10/30/2025
As a doula, my hands are my most-used tool. My hands mean comfort, counter-pressure, a gentle caress of encouragement, a grounding touch as you go beyond what felt possible.
I've been reflecting on the care I give lately. Last month, after a particularly heavy birth, I found myself in my church, praying with the psalms that are a part of routine. Psalm 90:17 says, "Let the favor of the Lord be upon us; give success to the work of our hands, give success to the work of our hands."

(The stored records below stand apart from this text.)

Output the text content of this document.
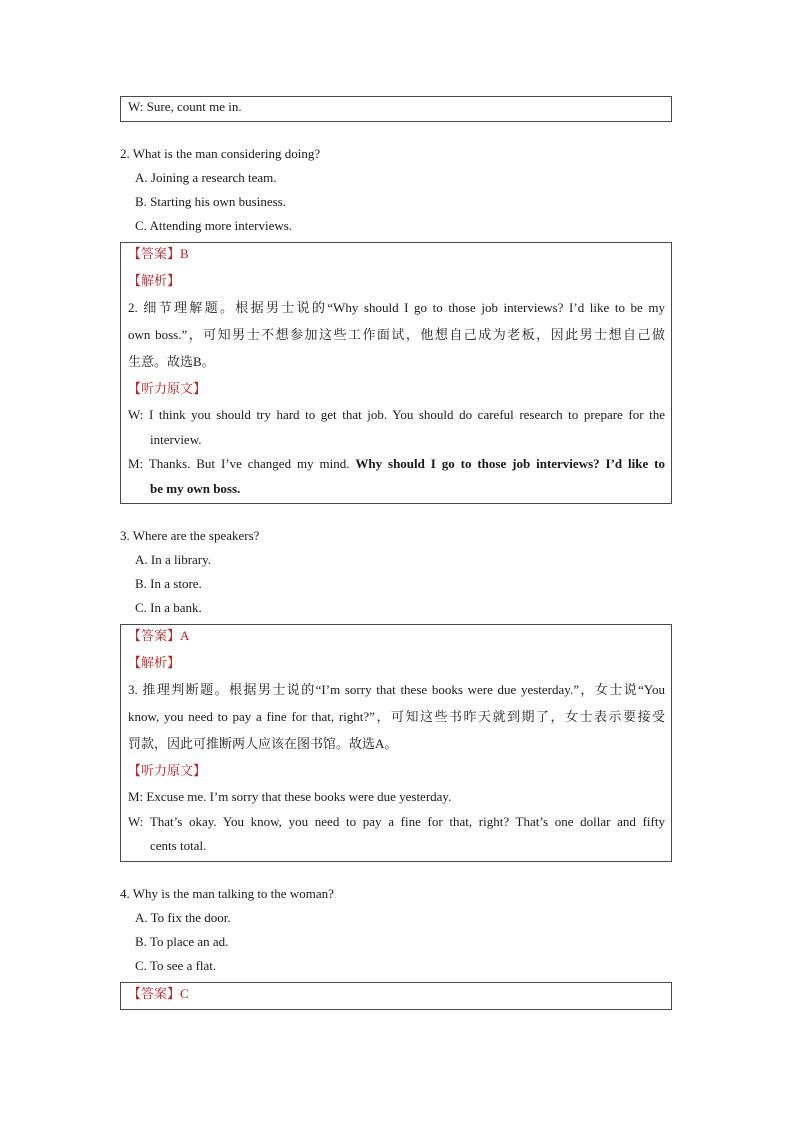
W: Sure, count me in.
2. What is the man considering doing?
A. Joining a research team.
B. Starting his own business.
C. Attending more interviews.
【答案】B
【解析】
2. 细节理解题。根据男士说的“Why should I go to those job interviews? I’d like to be my
own boss.”，可知男士不想参加这些工作面试，他想自己成为老板，因此男士想自己做
生意。故选B。
【听力原文】
W: I think you should try hard to get that job. You should do careful research to prepare for the
interview.
M: Thanks. But I’ve changed my mind. Why should I go to those job interviews? I’d like to
be my own boss.
3. Where are the speakers?
A. In a library.
B. In a store.
C. In a bank.
【答案】A
【解析】
3. 推理判断题。根据男士说的“I’m sorry that these books were due yesterday.”，女士说“You
know, you need to pay a fine for that, right?”，可知这些书昨天就到期了，女士表示要接受
罚款，因此可推断两人应该在图书馆。故选A。
【听力原文】
M: Excuse me. I’m sorry that these books were due yesterday.
W: That’s okay. You know, you need to pay a fine for that, right? That’s one dollar and fifty
cents total.
4. Why is the man talking to the woman?
A. To fix the door.
B. To place an ad.
C. To see a flat.
【答案】C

These words spoke to me so deeply in a new way. The moments when I find myself repeating them, I am often silently praying for things to go "right" - whatever my version of right is in that instance. I want the works of my hands to succeed. But that day, with swirling thoughts about births that had dramatically shifted, and other pieces of my life that felt unclear, I looked up and caught sight of the cross.
It was as if peace flooded over me, as I was drawn to the hands of Christ, nailed to the cross. My own prayer, "Give success to the work of my hands," was answered there, in a moment but in eternity. Christ's work, the work of His hands, is finished on the cross. Salvation, redemption, healing, all completed in the suffering Lord. So, let the hands of Christ be the hands whose work succeeds in me.
(I've been ruminating on whether to write this post for a while, because it feels so vulnerable to unveil a bit of my interior world. I don't often share these moments, but this life of faith is the foundation to the care I provide.)